The Decepticon warship’s sensors had flagged the anomaly hours ago—an unfamiliar Cybertronian signal flaring to life somewhere deep within Earth’s desolate canyons. Megatron hadn’t delegated this task. He’d come himself.
The corridors of stone twisted and turned, narrowing until even the Vehicons at his back struggled to keep pace. The signal grew stronger, every reading confirming what his instincts had already whispered. He could almost feel your presence before the canyon finally widened into a clearing.
And there you were.
Alive.
The shock didn’t register in his stance—Megatron was far too disciplined for that—but it coiled in the depths of his spark. He had last seen you beneath a collapsing sky on Cybertron, your frame battered, escape cut off. He had left you there to be swallowed by the chaos. By all rights, you should have been nothing but a name in the archives of the fallen.
Yet here you stood, alive. And not in chains. Not at his side.
Every line of your frame was as he remembered—though time and distance had etched new edges into your stance, hardened your gaze. He could almost taste the defiance rolling off you, the same defiance that had once made you invaluable…and dangerous.
Every step he took into the clearing brought the past into sharper relief—briefs shared over dim tactical holo-displays, the way you’d read his thoughts mid-battle without a word, the late-cycle debates that had carved them into something dangerously close to allies… perhaps more than that. Strategies drafted side by side, battles fought in unison, the rare moments when you had looked at him and understood him in a way Prime never could. But those moments were dust now. You had chosen your side, and it had not been his.
He moved forward, silent until the shadow of his frame fell across you.
“I see the rumors of your demise were… exaggerated.”
No greeting. No pretense. Just the truth, stripped bare.

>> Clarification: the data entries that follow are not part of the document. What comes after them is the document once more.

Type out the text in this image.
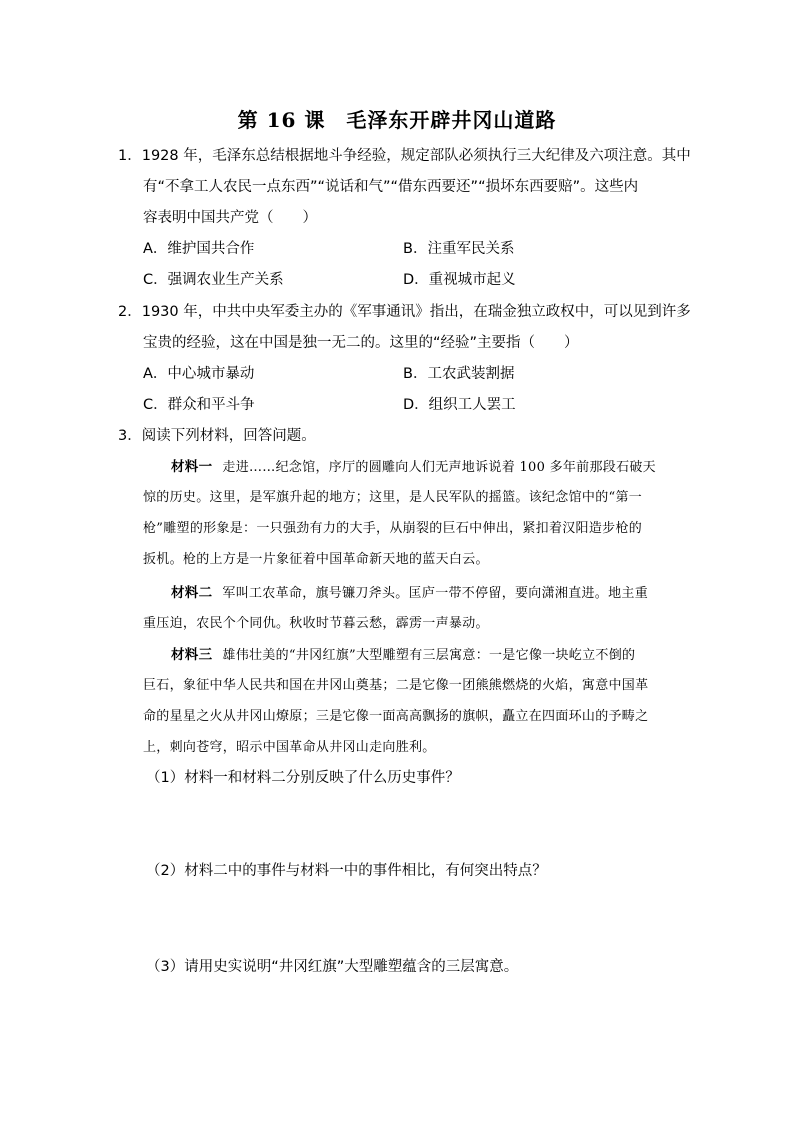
第 16 课　毛泽东开辟井冈山道路
1．1928 年，毛泽东总结根据地斗争经验，规定部队必须执行三大纪律及六项注意。其中
有“不拿工人农民一点东西”“说话和气”“借东西要还”“损坏东西要赔”。这些内
容表明中国共产党（　　）
A．维护国共合作	B．注重军民关系
C．强调农业生产关系	D．重视城市起义
2．1930 年，中共中央军委主办的《军事通讯》指出，在瑞金独立政权中，可以见到许多
宝贵的经验，这在中国是独一无二的。这里的“经验”主要指（　　）
A．中心城市暴动	B．工农武装割据
C．群众和平斗争	D．组织工人罢工
3．阅读下列材料，回答问题。
材料一 走进……纪念馆，序厅的圆雕向人们无声地诉说着 100 多年前那段石破天
惊的历史。这里，是军旗升起的地方；这里，是人民军队的摇篮。该纪念馆中的“第一
枪”雕塑的形象是：一只强劲有力的大手，从崩裂的巨石中伸出，紧扣着汉阳造步枪的
扳机。枪的上方是一片象征着中国革命新天地的蓝天白云。
材料二 军叫工农革命，旗号镰刀斧头。匡庐一带不停留，要向潇湘直进。地主重
重压迫，农民个个同仇。秋收时节暮云愁，霹雳一声暴动。
材料三 雄伟壮美的“井冈红旗”大型雕塑有三层寓意：一是它像一块屹立不倒的
巨石，象征中华人民共和国在井冈山奠基；二是它像一团熊熊燃烧的火焰，寓意中国革
命的星星之火从井冈山燎原；三是它像一面高高飘扬的旗帜，矗立在四面环山的予畴之
上，刺向苍穹，昭示中国革命从井冈山走向胜利。
（1）材料一和材料二分别反映了什么历史事件？
（2）材料二中的事件与材料一中的事件相比，有何突出特点？
（3）请用史实说明“井冈红旗”大型雕塑蕴含的三层寓意。
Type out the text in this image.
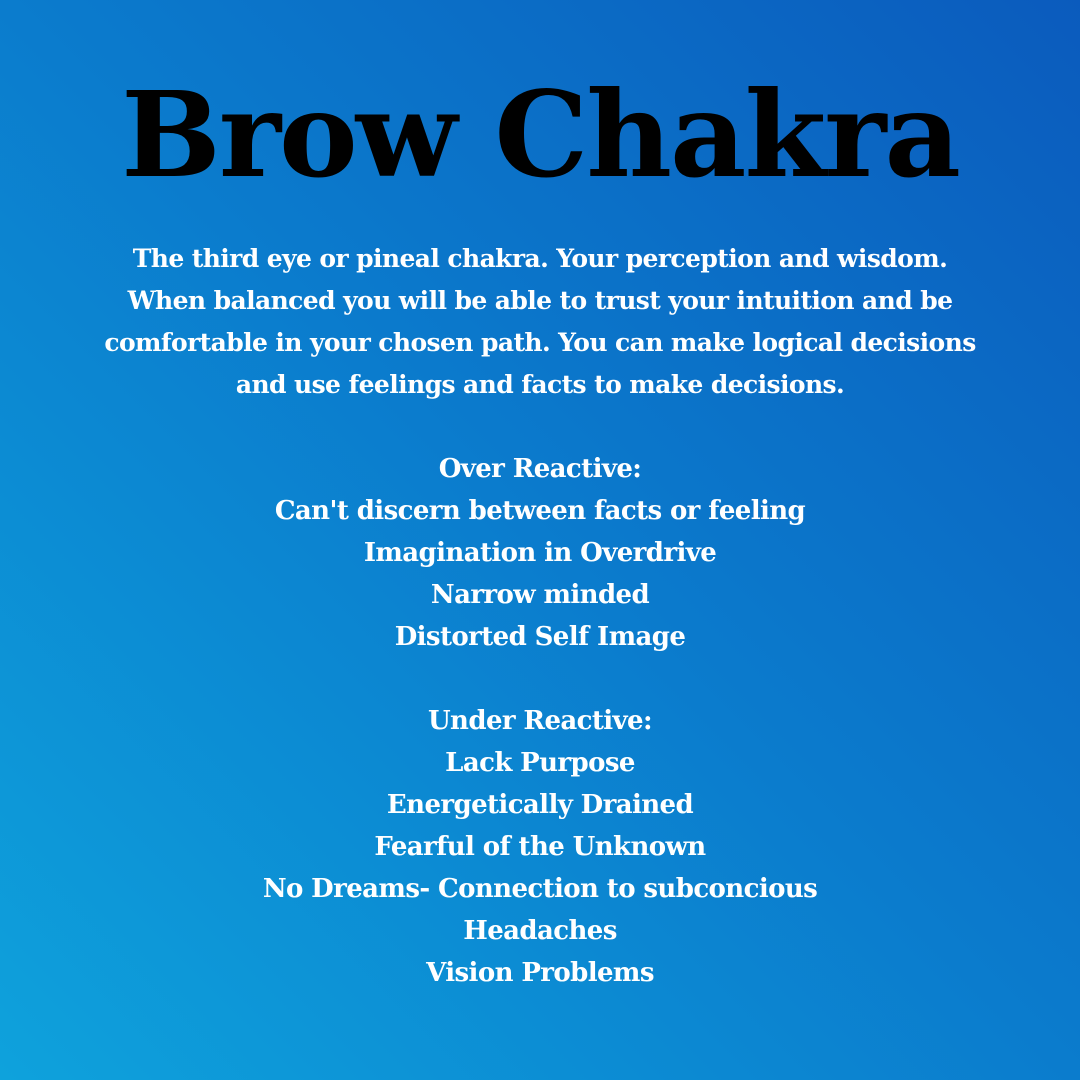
Brow Chakra

The third eye or pineal chakra. Your perception and wisdom.
When balanced you will be able to trust your intuition and be
comfortable in your chosen path. You can make logical decisions
and use feelings and facts to make decisions.

Over Reactive:
Can't discern between facts or feeling
Imagination in Overdrive
Narrow minded
Distorted Self Image
Under Reactive:
Lack Purpose
Energetically Drained
Fearful of the Unknown
No Dreams- Connection to subconcious
Headaches
Vision Problems
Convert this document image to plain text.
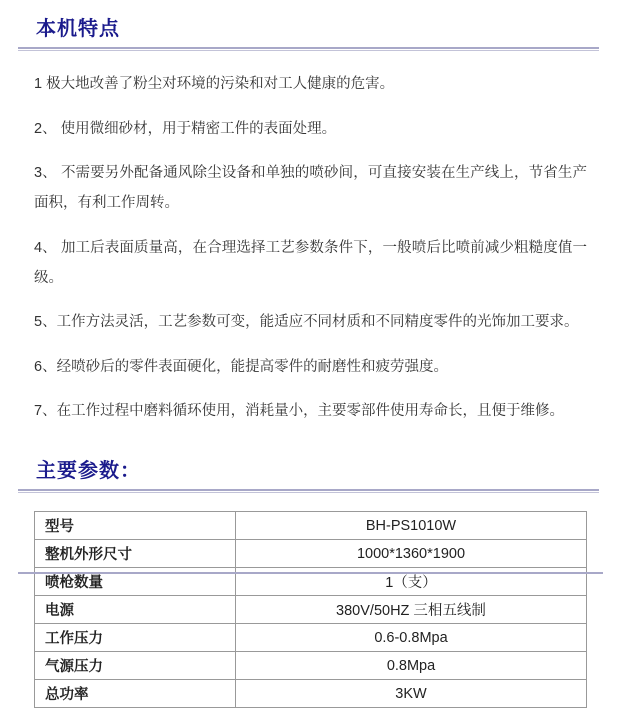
本机特点

1 极大地改善了粉尘对环境的污染和对工人健康的危害。

2、 使用微细砂材，用于精密工件的表面处理。

3、 不需要另外配备通风除尘设备和单独的喷砂间，可直接安装在生产线上，节省生产面积，有利工作周转。

4、 加工后表面质量高，在合理选择工艺参数条件下，一般喷后比喷前减少粗糙度值一级。

5、工作方法灵活，工艺参数可变，能适应不同材质和不同精度零件的光饰加工要求。

6、经喷砂后的零件表面硬化，能提高零件的耐磨性和疲劳强度。

7、在工作过程中磨料循环使用，消耗量小，主要零部件使用寿命长，且便于维修。

主要参数：
型号	BH-PS1010W
整机外形尺寸	1000*1360*1900
喷枪数量	1（支）
电源	380V/50HZ 三相五线制
工作压力	0.6-0.8Mpa
气源压力	0.8Mpa
总功率	3KW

He studied you, cataloging every change and searching for any trace of the commander he had once known. What he found instead was the reminder that you had walked away from him, not simply from his cause. You had taken what he’d shown you—the deeper, hidden parts of himself—and cast it aside.
“And still, you stand with him.”
It was not a question.
For a long moment, he said nothing more, letting silence and the weight of his gaze do the work words could not. In that stillness, every unspoken accusation burned brighter than any threat he could voice.